The Albera cow lives in almost total freedom feeding mainly from the vegetation of the forests and meadows through which it roams. Its population is concentrated in the ‘Paraje Natural de Interés Nacional de la Albera’ (La Albera Protected Nature Park), in the northeast of the Alt Emporda. They have been a feature of the landscape for centuries and were cited in a document granting grazing rights to the monks of Vallbona, back in 1148.
The Albera is a strong, resilient, and agile race whose small stature enables it to get around on very rough terrain. This makes them useful for clearing forests and, consequently, for fire prevention.
As the race does not have a high beef value, it has been in sharp decline. The production of calves is very low, one calf every two years. There were only 400 specimens at the last census, which puts them in danger of extinction.

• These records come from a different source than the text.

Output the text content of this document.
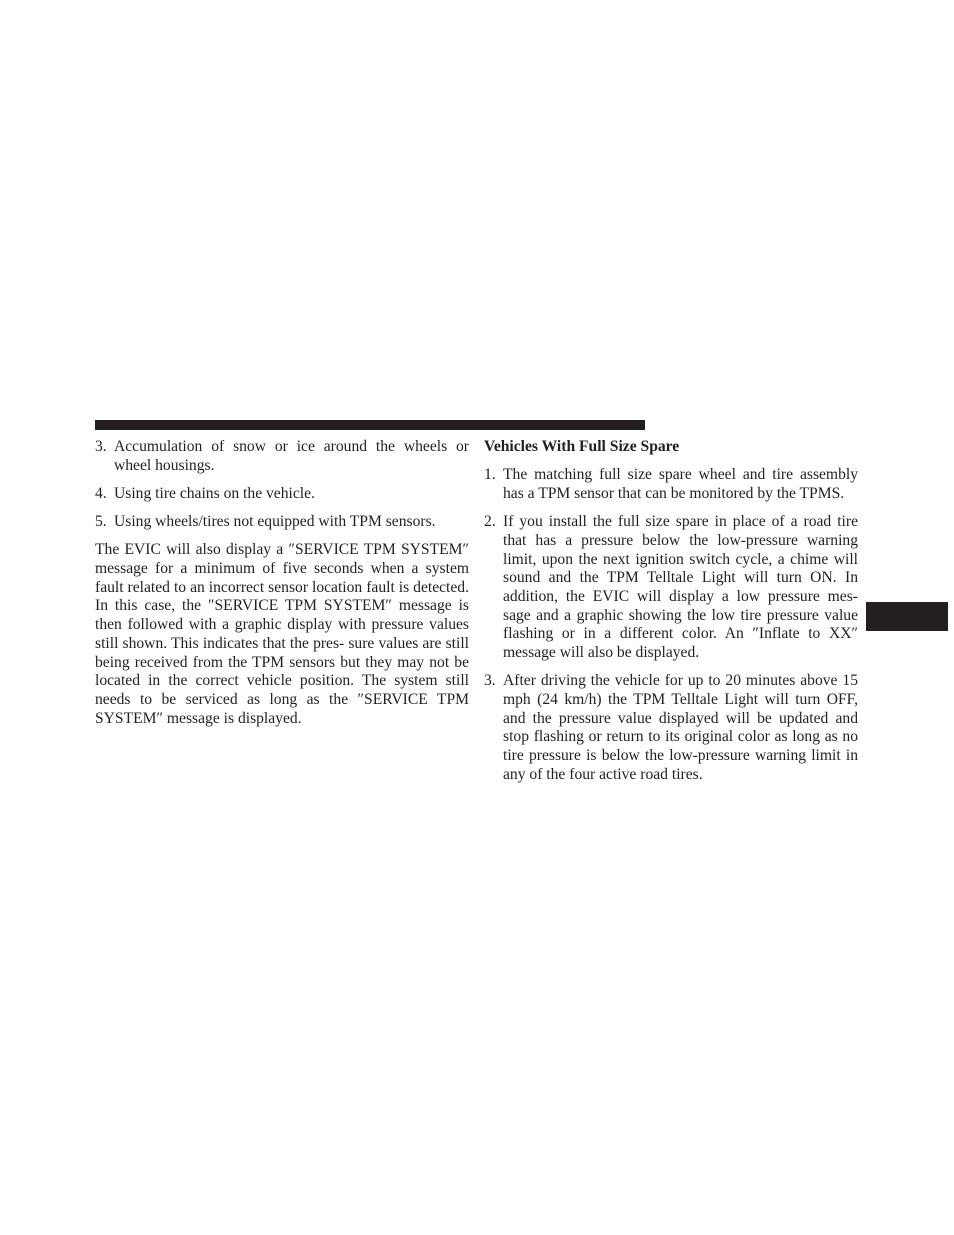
3. Accumulation of snow or ice around the wheels or wheel housings.
4. Using tire chains on the vehicle.
5. Using wheels/tires not equipped with TPM sensors.

The EVIC will also display a ″SERVICE TPM SYSTEM″ message for a minimum of five seconds when a system fault related to an incorrect sensor location fault is detected. In this case, the ″SERVICE TPM SYSTEM″ message is then followed with a graphic display with pressure values still shown. This indicates that the pres- sure values are still being received from the TPM sensors but they may not be located in the correct vehicle position. The system still needs to be serviced as long as the ″SERVICE TPM SYSTEM″ message is displayed.

Vehicles With Full Size Spare
1. The matching full size spare wheel and tire assembly has a TPM sensor that can be monitored by the TPMS.
2. If you install the full size spare in place of a road tire that has a pressure below the low-pressure warning limit, upon the next ignition switch cycle, a chime will sound and the TPM Telltale Light will turn ON. In addition, the EVIC will display a low pressure mes- sage and a graphic showing the low tire pressure value flashing or in a different color. An ″Inflate to XX″ message will also be displayed.
3. After driving the vehicle for up to 20 minutes above 15 mph (24 km/h) the TPM Telltale Light will turn OFF, and the pressure value displayed will be updated and stop flashing or return to its original color as long as no tire pressure is below the low-pressure warning limit in any of the four active road tires.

Gramona has been benefiting from their valuable contribution since 2012. A small herd has been responsible for clearing the woods surrounding our vineyards, bringing life and balance to our lands. Through its presence, we are attempting to achieve one of the three basic principles of biodynamics: to encourage the interrelationship of the mineral, vegetable and animal kingdoms.

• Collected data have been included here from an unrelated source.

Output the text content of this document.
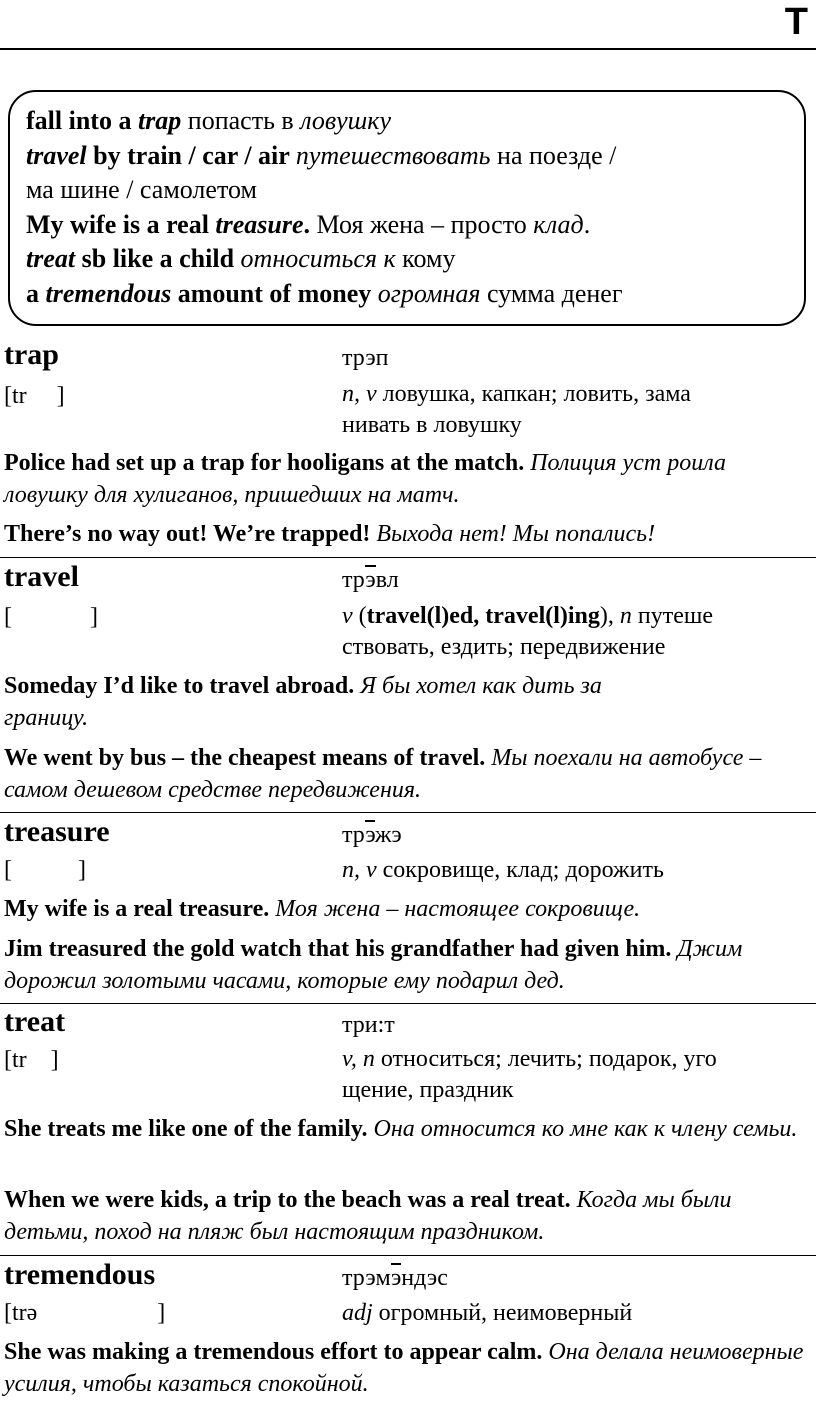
T
fall into a trap попасть в ловушку
travel by train / car / air путешествовать на поезде /
ма шине / самолетом
My wife is a real treasure. Моя жена – просто клад.
treat sb like a child относиться к кому
a tremendous amount of money огромная сумма денег
trap	трэп
[tr     ]	n, v ловушка, капкан; ловить, зама
нивать в ловушку
Police had set up a trap for hooligans at the match. Полиция уст роила ловушку для хулиганов, пришедших на матч.
There’s no way out! We’re trapped! Выхода нет! Мы попались!
travel	трэвл
[             ]	v (travel(l)ed, travel(l)ing), n путеше
ствовать, ездить; передвижение
Someday I’d like to travel abroad. Я бы хотел как дить за границу.
We went by bus – the cheapest means of travel. Мы поехали на автобусе – самом дешевом средстве передвижения.
treasure	трэжэ
[           ]	n, v сокровище, клад; дорожить
My wife is a real treasure. Моя жена – настоящее сокровище.
Jim treasured the gold watch that his grandfather had given him. Джим дорожил золотыми часами, которые ему подарил дед.
treat	три:т
[tr    ]	v, n относиться; лечить; подарок, уго
щение, праздник
She treats me like one of the family. Она относится ко мне как к члену семьи.
When we were kids, a trip to the beach was a real treat. Когда мы были детьми, поход на пляж был настоящим праздником.
tremendous	трэмэндэс
[trə                    ]	adj огромный, неимоверный
She was making a tremendous effort to appear calm. Она делала неимоверные усилия, чтобы казаться спокойной.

With the fresh dung from the pregnant cows, we make preparation 500 and the Maria Thun, a preparation of feces which is left to mature in horns buried about 50 cm below the ground.
It is used for activating microorganisms in the soil. It stimulates the growth of the main roots and capillaries which help the absorption of minerals. It also helps humus formation in the soil. The preparation 500 is prepared and buried during the autumn equinox, left to mature for 6 months and then dug up after the spring equinox. It is applied directly to the soil throughout the vineyard. To do this, it is dissolved in water and energizes.
We have welcomed these cows onto our lands, where they have made themselves at home, as part of a recovery programme. Today the herd is made up of 12 +1 calf, all born at Gramona.
These survivors of La Albera, whose existence is under threat, have found a new ally in the wine world.